Don’t the networks have censors any more?
When you break-up with someone by telling them “You’re too good for me”, they usually know it’s just a cop-out.
But in our case, I think, deep down, the Dalai Lama knew I was right.
Let’s ride.
So, about a year ago I got the overwhelming feeling of being kicked in the kidneys that comes with the realization that you wanna marry another human. Tested for UTI, and it was negative, so I knew it was real.
My uncle used to bet me a root beer that I couldn’t sit quietly in the car in the casino parking lot. I ALWAYS won lmao
My son got mad unfollowed me… I disconnected his phone.
-I win
My wife told me, “I look really fat. Please make me feel better and compliment me.”

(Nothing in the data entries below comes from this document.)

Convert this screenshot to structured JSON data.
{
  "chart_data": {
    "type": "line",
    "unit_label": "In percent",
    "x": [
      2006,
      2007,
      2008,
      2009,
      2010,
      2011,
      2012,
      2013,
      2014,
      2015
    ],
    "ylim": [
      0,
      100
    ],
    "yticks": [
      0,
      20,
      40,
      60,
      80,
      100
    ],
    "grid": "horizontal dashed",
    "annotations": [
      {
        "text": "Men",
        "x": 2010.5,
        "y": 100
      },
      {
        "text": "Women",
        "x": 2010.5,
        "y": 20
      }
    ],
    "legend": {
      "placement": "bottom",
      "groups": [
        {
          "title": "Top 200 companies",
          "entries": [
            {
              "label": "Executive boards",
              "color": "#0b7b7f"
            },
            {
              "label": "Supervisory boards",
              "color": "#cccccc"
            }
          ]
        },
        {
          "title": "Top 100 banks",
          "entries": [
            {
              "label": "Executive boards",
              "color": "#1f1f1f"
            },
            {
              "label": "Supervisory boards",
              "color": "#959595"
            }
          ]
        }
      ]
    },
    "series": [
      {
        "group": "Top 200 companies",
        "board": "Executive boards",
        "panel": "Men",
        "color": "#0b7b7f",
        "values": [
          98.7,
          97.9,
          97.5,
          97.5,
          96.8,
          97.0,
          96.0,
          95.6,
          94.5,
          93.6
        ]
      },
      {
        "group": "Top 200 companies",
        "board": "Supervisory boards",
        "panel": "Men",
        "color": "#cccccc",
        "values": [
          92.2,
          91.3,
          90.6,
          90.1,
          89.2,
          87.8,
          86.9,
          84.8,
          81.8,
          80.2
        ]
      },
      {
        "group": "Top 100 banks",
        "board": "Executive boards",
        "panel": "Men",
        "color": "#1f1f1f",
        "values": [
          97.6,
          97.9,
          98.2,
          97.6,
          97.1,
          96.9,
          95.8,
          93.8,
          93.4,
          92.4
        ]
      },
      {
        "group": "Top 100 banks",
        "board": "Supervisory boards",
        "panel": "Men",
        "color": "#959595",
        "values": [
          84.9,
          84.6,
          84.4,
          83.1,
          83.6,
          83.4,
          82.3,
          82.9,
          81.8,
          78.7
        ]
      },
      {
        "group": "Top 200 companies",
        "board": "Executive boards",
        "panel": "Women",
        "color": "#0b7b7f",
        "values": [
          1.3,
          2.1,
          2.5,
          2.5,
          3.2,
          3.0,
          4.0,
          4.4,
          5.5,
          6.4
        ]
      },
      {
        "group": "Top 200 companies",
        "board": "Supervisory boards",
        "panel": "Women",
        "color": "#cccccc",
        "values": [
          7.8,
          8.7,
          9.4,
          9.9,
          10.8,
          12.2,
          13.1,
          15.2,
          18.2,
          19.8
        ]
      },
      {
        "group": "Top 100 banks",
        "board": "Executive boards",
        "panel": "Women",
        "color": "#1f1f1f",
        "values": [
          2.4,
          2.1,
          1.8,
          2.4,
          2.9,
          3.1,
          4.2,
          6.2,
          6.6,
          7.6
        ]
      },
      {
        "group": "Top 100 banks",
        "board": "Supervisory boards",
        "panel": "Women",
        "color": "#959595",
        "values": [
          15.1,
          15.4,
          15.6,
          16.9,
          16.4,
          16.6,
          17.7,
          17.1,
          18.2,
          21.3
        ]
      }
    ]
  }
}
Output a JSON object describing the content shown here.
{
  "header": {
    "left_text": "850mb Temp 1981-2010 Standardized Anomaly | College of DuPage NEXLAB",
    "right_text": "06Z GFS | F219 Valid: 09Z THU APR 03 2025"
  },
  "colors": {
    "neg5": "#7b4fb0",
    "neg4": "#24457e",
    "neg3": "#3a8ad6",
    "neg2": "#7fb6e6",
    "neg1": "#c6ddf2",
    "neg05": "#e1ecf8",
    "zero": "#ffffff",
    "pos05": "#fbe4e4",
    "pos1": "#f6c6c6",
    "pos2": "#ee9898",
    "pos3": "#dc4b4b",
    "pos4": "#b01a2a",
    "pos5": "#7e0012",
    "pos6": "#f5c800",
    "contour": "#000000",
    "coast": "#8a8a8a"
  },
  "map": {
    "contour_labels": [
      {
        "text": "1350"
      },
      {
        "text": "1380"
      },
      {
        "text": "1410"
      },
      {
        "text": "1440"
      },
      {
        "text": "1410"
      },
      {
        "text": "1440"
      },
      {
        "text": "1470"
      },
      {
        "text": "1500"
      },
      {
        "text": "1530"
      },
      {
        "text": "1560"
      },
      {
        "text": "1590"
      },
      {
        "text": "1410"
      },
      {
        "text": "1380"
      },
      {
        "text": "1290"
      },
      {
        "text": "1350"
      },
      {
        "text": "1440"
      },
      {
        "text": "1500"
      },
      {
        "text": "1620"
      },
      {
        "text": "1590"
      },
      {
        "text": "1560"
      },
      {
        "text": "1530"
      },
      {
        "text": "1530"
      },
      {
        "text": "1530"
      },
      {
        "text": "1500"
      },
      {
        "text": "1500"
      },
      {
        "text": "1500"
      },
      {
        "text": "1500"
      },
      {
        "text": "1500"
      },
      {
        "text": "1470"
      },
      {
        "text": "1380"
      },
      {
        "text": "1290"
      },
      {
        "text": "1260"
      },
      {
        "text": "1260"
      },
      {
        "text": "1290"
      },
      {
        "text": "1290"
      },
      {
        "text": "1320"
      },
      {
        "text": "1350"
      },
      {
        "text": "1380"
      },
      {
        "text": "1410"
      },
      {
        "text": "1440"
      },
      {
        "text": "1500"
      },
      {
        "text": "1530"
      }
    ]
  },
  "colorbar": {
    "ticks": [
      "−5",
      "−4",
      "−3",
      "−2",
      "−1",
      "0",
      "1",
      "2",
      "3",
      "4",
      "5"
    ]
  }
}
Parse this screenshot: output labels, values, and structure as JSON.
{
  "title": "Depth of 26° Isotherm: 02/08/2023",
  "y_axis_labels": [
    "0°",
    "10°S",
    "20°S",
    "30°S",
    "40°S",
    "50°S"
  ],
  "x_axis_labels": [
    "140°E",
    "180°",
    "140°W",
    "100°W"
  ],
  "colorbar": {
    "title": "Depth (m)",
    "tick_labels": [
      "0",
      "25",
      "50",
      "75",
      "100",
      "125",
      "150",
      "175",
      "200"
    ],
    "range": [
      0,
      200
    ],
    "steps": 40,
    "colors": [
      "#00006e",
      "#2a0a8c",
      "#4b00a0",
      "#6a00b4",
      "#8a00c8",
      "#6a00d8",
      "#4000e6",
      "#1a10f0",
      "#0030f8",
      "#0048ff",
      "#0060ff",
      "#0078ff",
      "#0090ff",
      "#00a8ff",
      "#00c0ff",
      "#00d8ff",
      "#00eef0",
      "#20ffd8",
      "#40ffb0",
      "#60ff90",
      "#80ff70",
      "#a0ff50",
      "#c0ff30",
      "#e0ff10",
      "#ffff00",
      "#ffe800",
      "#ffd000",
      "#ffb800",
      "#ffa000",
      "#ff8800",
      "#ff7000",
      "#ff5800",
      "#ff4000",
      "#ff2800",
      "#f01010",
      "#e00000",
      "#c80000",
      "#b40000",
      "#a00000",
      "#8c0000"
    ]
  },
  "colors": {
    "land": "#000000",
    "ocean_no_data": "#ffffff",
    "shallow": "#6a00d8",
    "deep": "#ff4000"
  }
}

I said, “You have perfect eyesight.”
I have a confession…
I don’t like Oreos.
And it feels so great getting that off my chest!
*blocked by all of Twitter*
Overheard 2 dad’s at the playground wondering if my kid was as creepy as me.
Joke’s on them. I don’t have kids.
“I trust my boyfriend, I would never go thru his phone”
-girls who can’t figure out boyfriend’s passwords
the small neighbor human and i. have been working on a puzzle. for quite some time. we only have one piece left. but we can’t find it anywhere. i hope i didn’t eat it. that sounds like something i might do
Who does Amazon think I am?
Buzzfeed writer wanted. Must love current events, pop culture and have a Bachelor’s degree and a history of head injuries.